The NetBuoy system is being developed as means of providing low cost buoyancy, typically for use in the wave energy converter (WEC) sector where many devices rely on large, heavy and expensive fabricated steel hulls/structures to absorb the incoming wave energy.
The NetBuoy system is an elegant concept in that it utilises an air pressurised impermeable buoyant pod to provide structural rigidity, which is restrained by a synthetic fibre rope net. This provides a structure that is cheaper to produce than steel equivalents and has additional benefits in terms of ease of transport to site and maintenance. However, there are a number of considerations relating to the performance of the buoy and the containing net. It is important that the net does not damage the buoy (which might lead to loss of buoyancy) as wave action may cause relative movement between net and buoy. Equally, the net must retain integrity so that the buoy does not come free from its tether (creating a shipping hazard and loss of device).
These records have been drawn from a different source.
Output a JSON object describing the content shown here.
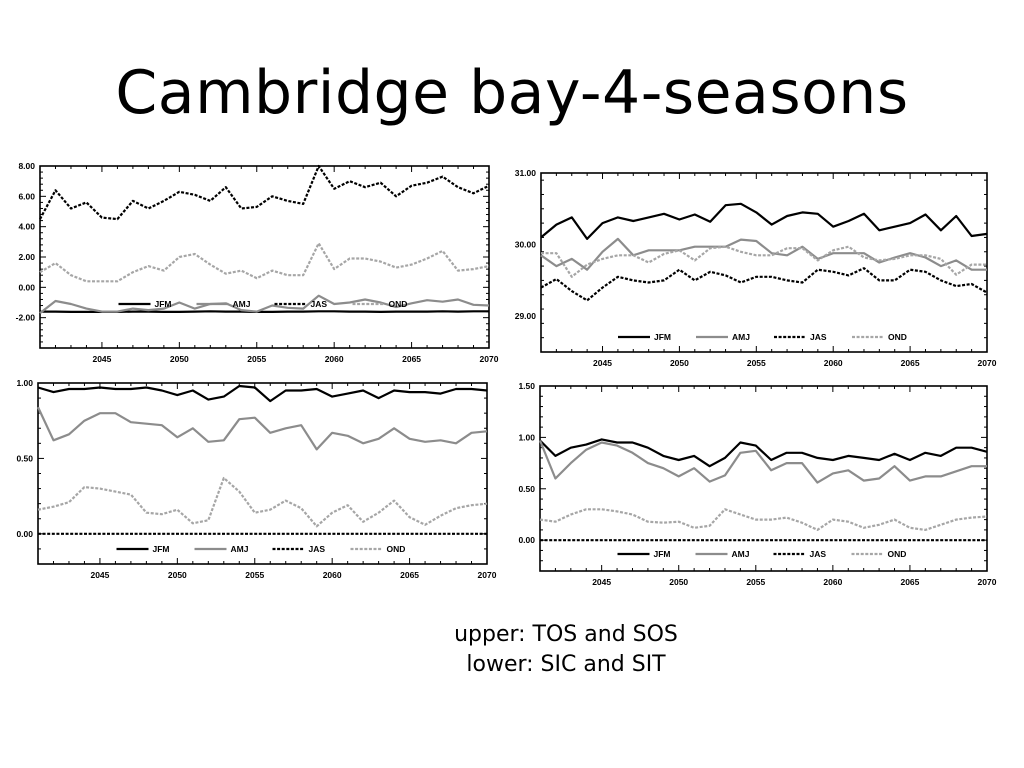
{
  "slide": {
    "title": "Cambridge bay-4-seasons",
    "caption_line1": "upper: TOS and SOS",
    "caption_line2": "lower: SIC and SIT"
  },
  "colors": {
    "black": "#000000",
    "gray": "#8c8c8c",
    "light_gray": "#a6a6a6"
  },
  "series_styles": [
    {
      "name": "JFM",
      "color": "#000000",
      "dash": "solid"
    },
    {
      "name": "AMJ",
      "color": "#8c8c8c",
      "dash": "solid"
    },
    {
      "name": "JAS",
      "color": "#000000",
      "dash": "dotted"
    },
    {
      "name": "OND",
      "color": "#a6a6a6",
      "dash": "dotted"
    }
  ],
  "chart_data": [
    {
      "type": "line",
      "xlim": [
        2041,
        2070
      ],
      "x_ticks": [
        "2045",
        "2050",
        "2055",
        "2060",
        "2065",
        "2070"
      ],
      "ylim": [
        -4,
        8
      ],
      "y_ticks": [
        "8.00",
        "6.00",
        "4.00",
        "2.00",
        "0.00",
        "-2.00"
      ],
      "legend": "bottom",
      "x": [
        2041,
        2042,
        2043,
        2044,
        2045,
        2046,
        2047,
        2048,
        2049,
        2050,
        2051,
        2052,
        2053,
        2054,
        2055,
        2056,
        2057,
        2058,
        2059,
        2060,
        2061,
        2062,
        2063,
        2064,
        2065,
        2066,
        2067,
        2068,
        2069,
        2070
      ],
      "series": [
        {
          "name": "JFM",
          "values": [
            -1.6,
            -1.6,
            -1.62,
            -1.62,
            -1.62,
            -1.62,
            -1.6,
            -1.6,
            -1.62,
            -1.62,
            -1.6,
            -1.58,
            -1.6,
            -1.6,
            -1.62,
            -1.62,
            -1.6,
            -1.6,
            -1.58,
            -1.58,
            -1.6,
            -1.6,
            -1.62,
            -1.6,
            -1.6,
            -1.6,
            -1.58,
            -1.6,
            -1.58,
            -1.58
          ]
        },
        {
          "name": "AMJ",
          "values": [
            -1.7,
            -0.9,
            -1.1,
            -1.4,
            -1.6,
            -1.6,
            -1.4,
            -1.5,
            -1.4,
            -1.0,
            -1.4,
            -1.1,
            -1.05,
            -1.5,
            -1.6,
            -1.2,
            -1.35,
            -1.4,
            -0.55,
            -1.1,
            -1.0,
            -0.8,
            -1.0,
            -1.3,
            -1.05,
            -0.85,
            -0.95,
            -0.8,
            -1.15,
            -1.2
          ]
        },
        {
          "name": "JAS",
          "values": [
            4.5,
            6.4,
            5.2,
            5.6,
            4.6,
            4.5,
            5.7,
            5.2,
            5.7,
            6.3,
            6.1,
            5.7,
            6.6,
            5.2,
            5.3,
            6.0,
            5.7,
            5.5,
            8.0,
            6.5,
            7.0,
            6.6,
            6.9,
            6.0,
            6.7,
            6.9,
            7.3,
            6.6,
            6.2,
            6.7
          ]
        },
        {
          "name": "OND",
          "values": [
            1.0,
            1.6,
            0.8,
            0.4,
            0.4,
            0.4,
            1.0,
            1.4,
            1.1,
            2.0,
            2.2,
            1.5,
            0.9,
            1.1,
            0.6,
            1.1,
            0.8,
            0.8,
            2.9,
            1.2,
            1.9,
            1.9,
            1.7,
            1.3,
            1.5,
            1.9,
            2.4,
            1.1,
            1.2,
            1.4
          ]
        }
      ]
    },
    {
      "type": "line",
      "xlim": [
        2041,
        2070
      ],
      "x_ticks": [
        "2045",
        "2050",
        "2055",
        "2060",
        "2065",
        "2070"
      ],
      "ylim": [
        28.5,
        31
      ],
      "y_ticks": [
        "31.00",
        "30.00",
        "29.00"
      ],
      "legend": "bottom",
      "x": [
        2041,
        2042,
        2043,
        2044,
        2045,
        2046,
        2047,
        2048,
        2049,
        2050,
        2051,
        2052,
        2053,
        2054,
        2055,
        2056,
        2057,
        2058,
        2059,
        2060,
        2061,
        2062,
        2063,
        2064,
        2065,
        2066,
        2067,
        2068,
        2069,
        2070
      ],
      "series": [
        {
          "name": "JFM",
          "values": [
            30.1,
            30.28,
            30.38,
            30.08,
            30.3,
            30.38,
            30.33,
            30.38,
            30.43,
            30.35,
            30.42,
            30.32,
            30.55,
            30.57,
            30.45,
            30.28,
            30.4,
            30.45,
            30.43,
            30.25,
            30.33,
            30.43,
            30.2,
            30.25,
            30.3,
            30.42,
            30.2,
            30.4,
            30.12,
            30.15
          ]
        },
        {
          "name": "AMJ",
          "values": [
            29.85,
            29.7,
            29.8,
            29.65,
            29.9,
            30.08,
            29.85,
            29.92,
            29.92,
            29.92,
            29.97,
            29.97,
            29.97,
            30.07,
            30.05,
            29.88,
            29.85,
            29.97,
            29.8,
            29.88,
            29.88,
            29.88,
            29.75,
            29.82,
            29.88,
            29.82,
            29.7,
            29.78,
            29.65,
            29.65
          ]
        },
        {
          "name": "JAS",
          "values": [
            29.4,
            29.52,
            29.35,
            29.22,
            29.4,
            29.55,
            29.5,
            29.47,
            29.5,
            29.65,
            29.5,
            29.62,
            29.57,
            29.47,
            29.55,
            29.55,
            29.5,
            29.47,
            29.65,
            29.62,
            29.57,
            29.67,
            29.5,
            29.5,
            29.65,
            29.62,
            29.5,
            29.42,
            29.45,
            29.33
          ]
        },
        {
          "name": "OND",
          "values": [
            29.88,
            29.88,
            29.55,
            29.72,
            29.8,
            29.85,
            29.85,
            29.75,
            29.87,
            29.92,
            29.78,
            29.95,
            29.97,
            29.9,
            29.85,
            29.85,
            29.95,
            29.95,
            29.78,
            29.92,
            29.97,
            29.82,
            29.78,
            29.8,
            29.85,
            29.85,
            29.8,
            29.58,
            29.72,
            29.72
          ]
        }
      ]
    },
    {
      "type": "line",
      "xlim": [
        2041,
        2070
      ],
      "x_ticks": [
        "2045",
        "2050",
        "2055",
        "2060",
        "2065",
        "2070"
      ],
      "ylim": [
        -0.2,
        1.0
      ],
      "y_ticks": [
        "1.00",
        "0.50",
        "0.00"
      ],
      "legend": "bottom",
      "x": [
        2041,
        2042,
        2043,
        2044,
        2045,
        2046,
        2047,
        2048,
        2049,
        2050,
        2051,
        2052,
        2053,
        2054,
        2055,
        2056,
        2057,
        2058,
        2059,
        2060,
        2061,
        2062,
        2063,
        2064,
        2065,
        2066,
        2067,
        2068,
        2069,
        2070
      ],
      "series": [
        {
          "name": "JFM",
          "values": [
            0.97,
            0.94,
            0.96,
            0.96,
            0.97,
            0.96,
            0.96,
            0.97,
            0.95,
            0.92,
            0.95,
            0.89,
            0.91,
            0.98,
            0.97,
            0.88,
            0.95,
            0.95,
            0.96,
            0.91,
            0.93,
            0.95,
            0.9,
            0.95,
            0.94,
            0.94,
            0.93,
            0.96,
            0.96,
            0.95
          ]
        },
        {
          "name": "AMJ",
          "values": [
            0.84,
            0.62,
            0.66,
            0.75,
            0.8,
            0.8,
            0.74,
            0.73,
            0.72,
            0.64,
            0.7,
            0.61,
            0.62,
            0.76,
            0.77,
            0.67,
            0.7,
            0.72,
            0.56,
            0.67,
            0.65,
            0.6,
            0.63,
            0.7,
            0.63,
            0.61,
            0.62,
            0.6,
            0.67,
            0.68
          ]
        },
        {
          "name": "JAS",
          "values": [
            0.0,
            0.0,
            0.0,
            0.0,
            0.0,
            0.0,
            0.0,
            0.0,
            0.0,
            0.0,
            0.0,
            0.0,
            0.0,
            0.0,
            0.0,
            0.0,
            0.0,
            0.0,
            0.0,
            0.0,
            0.0,
            0.0,
            0.0,
            0.0,
            0.0,
            0.0,
            0.0,
            0.0,
            0.0,
            0.0
          ]
        },
        {
          "name": "OND",
          "values": [
            0.16,
            0.18,
            0.21,
            0.31,
            0.3,
            0.28,
            0.26,
            0.14,
            0.13,
            0.16,
            0.07,
            0.09,
            0.37,
            0.28,
            0.14,
            0.16,
            0.22,
            0.17,
            0.05,
            0.14,
            0.19,
            0.08,
            0.14,
            0.22,
            0.11,
            0.06,
            0.12,
            0.17,
            0.19,
            0.2
          ]
        }
      ]
    },
    {
      "type": "line",
      "xlim": [
        2041,
        2070
      ],
      "x_ticks": [
        "2045",
        "2050",
        "2055",
        "2060",
        "2065",
        "2070"
      ],
      "ylim": [
        -0.3,
        1.5
      ],
      "y_ticks": [
        "1.50",
        "1.00",
        "0.50",
        "0.00"
      ],
      "legend": "bottom",
      "x": [
        2041,
        2042,
        2043,
        2044,
        2045,
        2046,
        2047,
        2048,
        2049,
        2050,
        2051,
        2052,
        2053,
        2054,
        2055,
        2056,
        2057,
        2058,
        2059,
        2060,
        2061,
        2062,
        2063,
        2064,
        2065,
        2066,
        2067,
        2068,
        2069,
        2070
      ],
      "series": [
        {
          "name": "JFM",
          "values": [
            0.97,
            0.82,
            0.9,
            0.93,
            0.98,
            0.95,
            0.95,
            0.9,
            0.82,
            0.78,
            0.82,
            0.72,
            0.8,
            0.95,
            0.92,
            0.78,
            0.85,
            0.85,
            0.8,
            0.78,
            0.82,
            0.8,
            0.78,
            0.84,
            0.78,
            0.85,
            0.82,
            0.9,
            0.9,
            0.86
          ]
        },
        {
          "name": "AMJ",
          "values": [
            0.97,
            0.6,
            0.75,
            0.88,
            0.95,
            0.92,
            0.85,
            0.75,
            0.7,
            0.62,
            0.7,
            0.57,
            0.63,
            0.85,
            0.87,
            0.68,
            0.75,
            0.75,
            0.56,
            0.65,
            0.68,
            0.58,
            0.6,
            0.72,
            0.58,
            0.62,
            0.62,
            0.67,
            0.72,
            0.72
          ]
        },
        {
          "name": "JAS",
          "values": [
            0.0,
            0.0,
            0.0,
            0.0,
            0.0,
            0.0,
            0.0,
            0.0,
            0.0,
            0.0,
            0.0,
            0.0,
            0.0,
            0.0,
            0.0,
            0.0,
            0.0,
            0.0,
            0.0,
            0.0,
            0.0,
            0.0,
            0.0,
            0.0,
            0.0,
            0.0,
            0.0,
            0.0,
            0.0,
            0.0
          ]
        },
        {
          "name": "OND",
          "values": [
            0.2,
            0.18,
            0.25,
            0.3,
            0.3,
            0.28,
            0.25,
            0.18,
            0.17,
            0.18,
            0.12,
            0.14,
            0.3,
            0.25,
            0.2,
            0.2,
            0.22,
            0.17,
            0.1,
            0.2,
            0.18,
            0.12,
            0.15,
            0.2,
            0.12,
            0.1,
            0.15,
            0.2,
            0.22,
            0.23
          ]
        }
      ]
    }
  ]
}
This paper describes a novel test method developed to investigate the performance of a range of impermeable elastomer membranes (buoy materials) when abraded against a polyester fibre rope. It discusses the methodology of the tests and provides results of testing on a number of elastomer membrane materials, considering both wear volumes and measurement of friction between the rope and the membrane material as a means of assessing performance. Of the five materials assessed, a clear ranking of abrasive resistance in the elastomers was found on test with EPDM and Neoprene being clearly better than all other materials. Natural rubber performed well, whilst Hypalon and Nitrile were found to be least resistant to abrasion from the rope. In all tests the rope was largely unaffected by the abrasion.